En 2013, j'ai écrit un article plaidoyant en faveur d'une "Aide pour le commerce électronique", qui serait une initiative cousine de l'Aide pour le commerce et favoriserait le commerce numérique au moyen de partenariats public‑privé. Cette idée m'a conduite à conclure, par le biais de ma société Nextrade, un certain nombre d'alliances et de partenariats public‑privé (PPP) pour promouvoir le commerce numérique. Parmi ces partenariats, il y a d'abord eu l'initiative "eTrade for All" avec la CNUCED et, ultérieurement, l'Alliance for eTrade Development I et II (ou "eTrade Alliance") avec l'USAID et 14 sociétés, auxquelles s'ajoutent aujourd'hui 5 autres initiatives, dont une prochainement en Afrique. Il est temps que les PPP jouent un rôle dans la promotion du commerce numérique et de l'accès des petites entreprises au commerce électronique, en particulier dans les pays les plus vulnérables.
La pandémie de COVID‑19 a accéléré la numérisation, l'entrepreneuriat numérique et l'adoption, par les entreprises, de technologiques numériques, même dans les pays en développement pauvres. Cette numérisation dans les PMA est intervenue alors même que des entreprises technologiques d'envergure mondiale affichaient leur désir d'aller plus loin que les grands marchés émergents et de promouvoir le commerce numérique et les investissements étrangers directs (IED) dans les pays les plus pauvres.

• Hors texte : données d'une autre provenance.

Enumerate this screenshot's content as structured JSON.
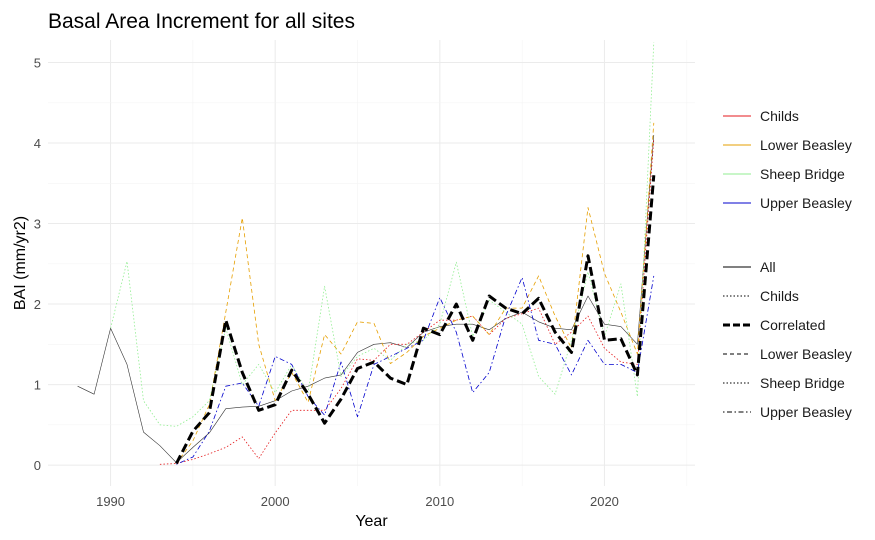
{
  "chart_data": {
    "type": "line",
    "title": "Basal Area Increment for all sites",
    "xlabel": "Year",
    "ylabel": "BAI (mm/yr2)",
    "xlim": [
      1986.2,
      2025.5
    ],
    "ylim": [
      -0.26,
      5.28
    ],
    "x_ticks": [
      1990,
      2000,
      2010,
      2020
    ],
    "y_ticks": [
      0,
      1,
      2,
      3,
      4,
      5
    ],
    "grid": true,
    "legend_position": "right",
    "colour_legend": [
      {
        "name": "Childs",
        "color": "#e41a1c"
      },
      {
        "name": "Lower Beasley",
        "color": "#e69f00"
      },
      {
        "name": "Sheep Bridge",
        "color": "#90ee90"
      },
      {
        "name": "Upper Beasley",
        "color": "#0000cd"
      }
    ],
    "linetype_legend": [
      {
        "name": "All",
        "dash": "solid"
      },
      {
        "name": "Childs",
        "dash": "dotted"
      },
      {
        "name": "Correlated",
        "dash": "dashed-thick"
      },
      {
        "name": "Lower Beasley",
        "dash": "dashed"
      },
      {
        "name": "Sheep Bridge",
        "dash": "dotted"
      },
      {
        "name": "Upper Beasley",
        "dash": "dotdash"
      }
    ],
    "series": [
      {
        "name": "All",
        "color": "#333333",
        "dash": "solid",
        "x": [
          1988,
          1989,
          1990,
          1991,
          1992,
          1993,
          1994,
          1995,
          1996,
          1997,
          1998,
          1999,
          2000,
          2001,
          2002,
          2003,
          2004,
          2005,
          2006,
          2007,
          2008,
          2009,
          2010,
          2011,
          2012,
          2013,
          2014,
          2015,
          2016,
          2017,
          2018,
          2019,
          2020,
          2021,
          2022,
          2023
        ],
        "y": [
          0.98,
          0.88,
          1.7,
          1.25,
          0.41,
          0.24,
          0.03,
          0.22,
          0.4,
          0.7,
          0.72,
          0.73,
          0.8,
          0.92,
          0.98,
          1.08,
          1.12,
          1.4,
          1.5,
          1.52,
          1.46,
          1.65,
          1.72,
          1.75,
          1.75,
          1.68,
          1.82,
          1.9,
          1.78,
          1.7,
          1.68,
          2.1,
          1.75,
          1.72,
          1.5,
          4.1
        ]
      },
      {
        "name": "Childs",
        "color": "#e41a1c",
        "dash": "dotted",
        "x": [
          1993,
          1994,
          1995,
          1996,
          1997,
          1998,
          1999,
          2000,
          2001,
          2002,
          2003,
          2004,
          2005,
          2006,
          2007,
          2008,
          2009,
          2010,
          2011,
          2012,
          2013,
          2014,
          2015,
          2016,
          2017,
          2018,
          2019,
          2020,
          2021,
          2022,
          2023
        ],
        "y": [
          0.01,
          0.02,
          0.07,
          0.14,
          0.22,
          0.35,
          0.08,
          0.4,
          0.68,
          0.68,
          0.68,
          0.95,
          1.32,
          1.3,
          1.5,
          1.5,
          1.65,
          1.8,
          1.8,
          1.85,
          1.62,
          1.82,
          1.88,
          1.95,
          1.5,
          1.65,
          1.85,
          1.45,
          1.28,
          1.25,
          4.05
        ]
      },
      {
        "name": "Lower Beasley",
        "color": "#e69f00",
        "dash": "dashed",
        "x": [
          1994,
          1995,
          1996,
          1997,
          1998,
          1999,
          2000,
          2001,
          2002,
          2003,
          2004,
          2005,
          2006,
          2007,
          2008,
          2009,
          2010,
          2011,
          2012,
          2013,
          2014,
          2015,
          2016,
          2017,
          2018,
          2019,
          2020,
          2021,
          2022,
          2023
        ],
        "y": [
          0.02,
          0.3,
          0.75,
          1.9,
          3.07,
          1.5,
          0.8,
          1.15,
          0.78,
          1.62,
          1.38,
          1.78,
          1.76,
          1.26,
          1.4,
          1.6,
          1.7,
          1.8,
          1.85,
          1.62,
          1.95,
          1.95,
          2.35,
          1.85,
          1.45,
          3.2,
          2.38,
          1.9,
          1.38,
          4.25
        ]
      },
      {
        "name": "Sheep Bridge",
        "color": "#90ee90",
        "dash": "dotted",
        "x": [
          1990,
          1991,
          1992,
          1993,
          1994,
          1995,
          1996,
          1997,
          1998,
          1999,
          2000,
          2001,
          2002,
          2003,
          2004,
          2005,
          2006,
          2007,
          2008,
          2009,
          2010,
          2011,
          2012,
          2013,
          2014,
          2015,
          2016,
          2017,
          2018,
          2019,
          2020,
          2021,
          2022,
          2023
        ],
        "y": [
          1.7,
          2.53,
          0.8,
          0.5,
          0.48,
          0.6,
          0.8,
          1.7,
          1.0,
          1.25,
          0.9,
          1.25,
          0.9,
          2.22,
          1.1,
          1.35,
          1.45,
          1.3,
          1.5,
          1.55,
          1.75,
          2.52,
          1.6,
          2.05,
          1.9,
          1.75,
          1.1,
          0.88,
          1.55,
          2.4,
          1.6,
          2.25,
          0.85,
          5.25
        ]
      },
      {
        "name": "Upper Beasley",
        "color": "#0000cd",
        "dash": "dotdash",
        "x": [
          1994,
          1995,
          1996,
          1997,
          1998,
          1999,
          2000,
          2001,
          2002,
          2003,
          2004,
          2005,
          2006,
          2007,
          2008,
          2009,
          2010,
          2011,
          2012,
          2013,
          2014,
          2015,
          2016,
          2017,
          2018,
          2019,
          2020,
          2021,
          2022,
          2023
        ],
        "y": [
          0.01,
          0.1,
          0.42,
          0.98,
          1.02,
          0.73,
          1.35,
          1.25,
          0.85,
          0.62,
          1.28,
          0.6,
          1.25,
          1.35,
          1.45,
          1.55,
          2.08,
          1.65,
          0.9,
          1.15,
          1.85,
          2.33,
          1.55,
          1.5,
          1.12,
          1.55,
          1.25,
          1.25,
          1.15,
          2.35
        ]
      },
      {
        "name": "Correlated",
        "color": "#000000",
        "dash": "dashed-thick",
        "x": [
          1994,
          1995,
          1996,
          1997,
          1998,
          1999,
          2000,
          2001,
          2002,
          2003,
          2004,
          2005,
          2006,
          2007,
          2008,
          2009,
          2010,
          2011,
          2012,
          2013,
          2014,
          2015,
          2016,
          2017,
          2018,
          2019,
          2020,
          2021,
          2022,
          2023
        ],
        "y": [
          0.02,
          0.42,
          0.65,
          1.8,
          1.15,
          0.68,
          0.75,
          1.18,
          0.88,
          0.52,
          0.82,
          1.2,
          1.28,
          1.08,
          1.0,
          1.7,
          1.62,
          2.0,
          1.55,
          2.1,
          1.95,
          1.88,
          2.07,
          1.65,
          1.4,
          2.6,
          1.55,
          1.57,
          1.12,
          3.6
        ]
      }
    ]
  }
}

À la différence de 2013, les PPP sont aujourd'hui largement acceptés comme un moteur de la promotion du commerce numérique. Ils doivent maintenant être utilisés là où ils sont encore rares, par exemple dans les PMA.

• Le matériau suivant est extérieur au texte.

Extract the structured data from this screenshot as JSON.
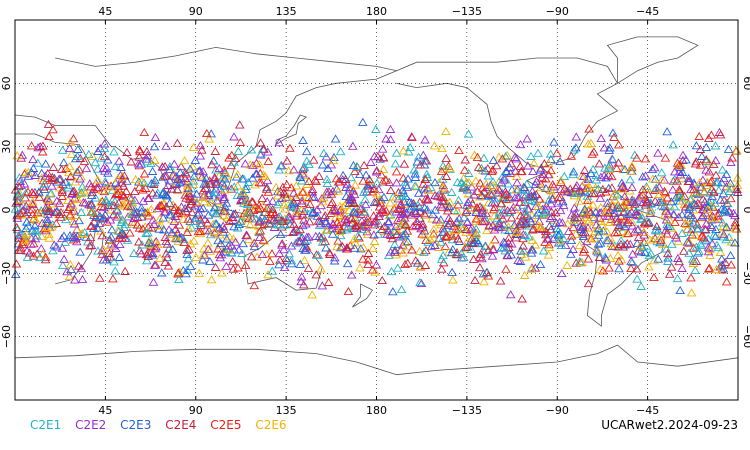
{
  "chart_data": {
    "type": "scatter",
    "projection": "cylindrical, centered on 180",
    "lon_ticks": [
      "45",
      "90",
      "135",
      "180",
      "−135",
      "−90",
      "−45"
    ],
    "lat_ticks": [
      "60",
      "30",
      "0",
      "−30",
      "−60"
    ],
    "lat_range": [
      -90,
      90
    ],
    "lon_range": [
      0,
      360
    ],
    "grid": "dotted",
    "marker": "open-triangle",
    "series": [
      {
        "name": "C2E1",
        "color": "#1fb4c8"
      },
      {
        "name": "C2E2",
        "color": "#9a2ad0"
      },
      {
        "name": "C2E3",
        "color": "#2060e0"
      },
      {
        "name": "C2E4",
        "color": "#c81e3c"
      },
      {
        "name": "C2E5",
        "color": "#e8201a"
      },
      {
        "name": "C2E6",
        "color": "#f0b400"
      }
    ],
    "point_lat_band": [
      -45,
      45
    ]
  },
  "footer": {
    "label": "UCARwet2.2024-09-23"
  }
}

Les secteurs public et privé réunissent des atouts et capacités complémentaires pour promouvoir le commerce numérique: les organismes de développement ont des liens avec les gouvernements et un savoir‑faire et des ressources pour affronter le fameux "dernier kilomètre" (par exemple pour les segments et zones rurales mal desservis), tandis que le secteur privé dispose de technologies, de capacités et de compétences de première main concernant les modèles économiques qui accélèrent les impacts en termes de développement.
Comment peut‑on alors optimiser et cibler les PPP de manière à ce qu'ils servent les besoins des PMA? Je formule ici sept idées.

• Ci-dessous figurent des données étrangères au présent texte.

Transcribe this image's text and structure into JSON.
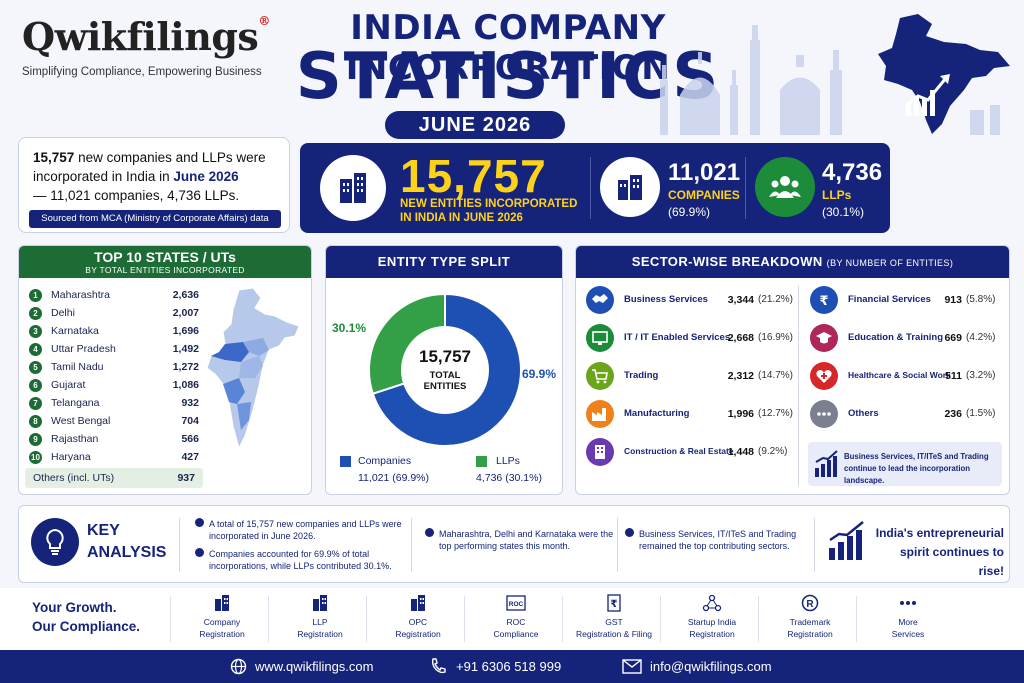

Premièrement, financer le secteur public et le secteur privé est essentiel pour rendre les PPP opérationnels. J'ai vu et testé de nombreux modèles – et le modèle qui a le mieux fonctionné à ce jour est un mélange, d'une part, de ressources et de financement du secteur privé, et d'autre part, de cofinancement solide du secteur public – y compris l'intervention de courtiers honnêtes pour concevoir et mettre en place des initiatives communes et forger de nouvelles alliances et relations entre entreprises du secteur privé. Le financement est primordial et il doit provenir principalement de donateurs.
Deuxièmement, les PPP ont besoin d'une vision audacieuse – une étoile Polaire – qui établit de quelle façon les efforts favoriseront à terme la croissance économique, la productivité, la création d'emplois et le bien‑être. Cette vision nécessitera des objectifs clairs et des indicateurs clés de performance (ICP) pour parvenir aux effets visés. Les entreprises peuvent utiliser des indicateurs financiers (recettes, rentabilité, exportations, économies sur les coûts, part de marché), et les gouvernements peuvent utiliser des ICP tels que la diversification des produits exportés et des marchés d'exportation, et l'IED entrant dans le secteur des technologies.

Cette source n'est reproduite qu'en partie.